La ragazza sembrava sull’orlo di piangere dalla felicità.
«Pavel, amore mio. Aspetta, aspetta, vado di là.»
Pavel raccontò della guerra. Spiegò come fosse faticoso, giorno e notte, bombardare le posizioni nemiche e come quelli, i nazisti, rispondessero colpo su colpo.
Pag 117
«Speriamo che finisca presto.»
«Sì, che la smettano di spararci e si arrendano. Cosa vogliono ottenere? Noi li potremmo schiacciare in qualunque momento. Basterebbe premere il pulsante rosso dell’atomica e addio Mariupol. Non capisco perché continuino a resistere.»

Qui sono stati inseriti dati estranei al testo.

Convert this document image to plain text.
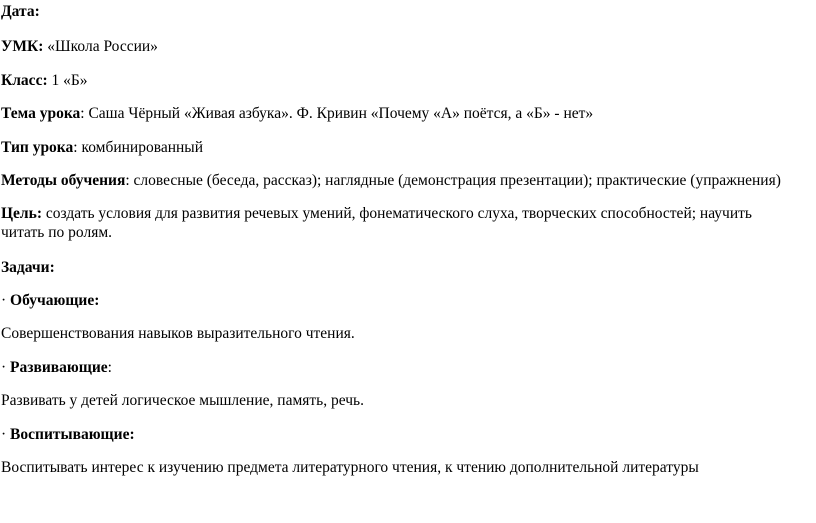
Дата:
УМК: «Школа России»
Класс: 1 «Б»
Тема урока: Саша Чёрный «Живая азбука». Ф. Кривин «Почему «А» поётся, а «Б» - нет»
Тип урока: комбинированный
Методы обучения: словесные (беседа, рассказ); наглядные (демонстрация презентации); практические (упражнения)
Цель: создать условия для развития речевых умений, фонематического слуха, творческих способностей; научить читать по ролям.
Задачи:
· Обучающие:
Совершенствования навыков выразительного чтения.
· Развивающие:
Развивать у детей логическое мышление, память, речь.
· Воспитывающие:
Воспитывать интерес к изучению предмета литературного чтения, к чтению дополнительной литературы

«Sono dei fanatici, lo sai.»
«[…] Se non gli sta bene la nuova situazione se ne possono anche andare, no? Noi siamo diversi, abbiamo la nostra cultura. Posso dirti? Come donna preferisco un Paese di gente vera, con l’uomo che fa l’uomo e la donna che fa la donna. Tutti quegli omosessuali e trans glieli lascio volentieri ad americani e francesi che gli piacciono tanto.»
«Vinceremo, Natasha, questa volta vinceremo. Ci libereremo dalla cricca di nazisti e servi dell’America. Stavolta a Mosca fanno sul serio.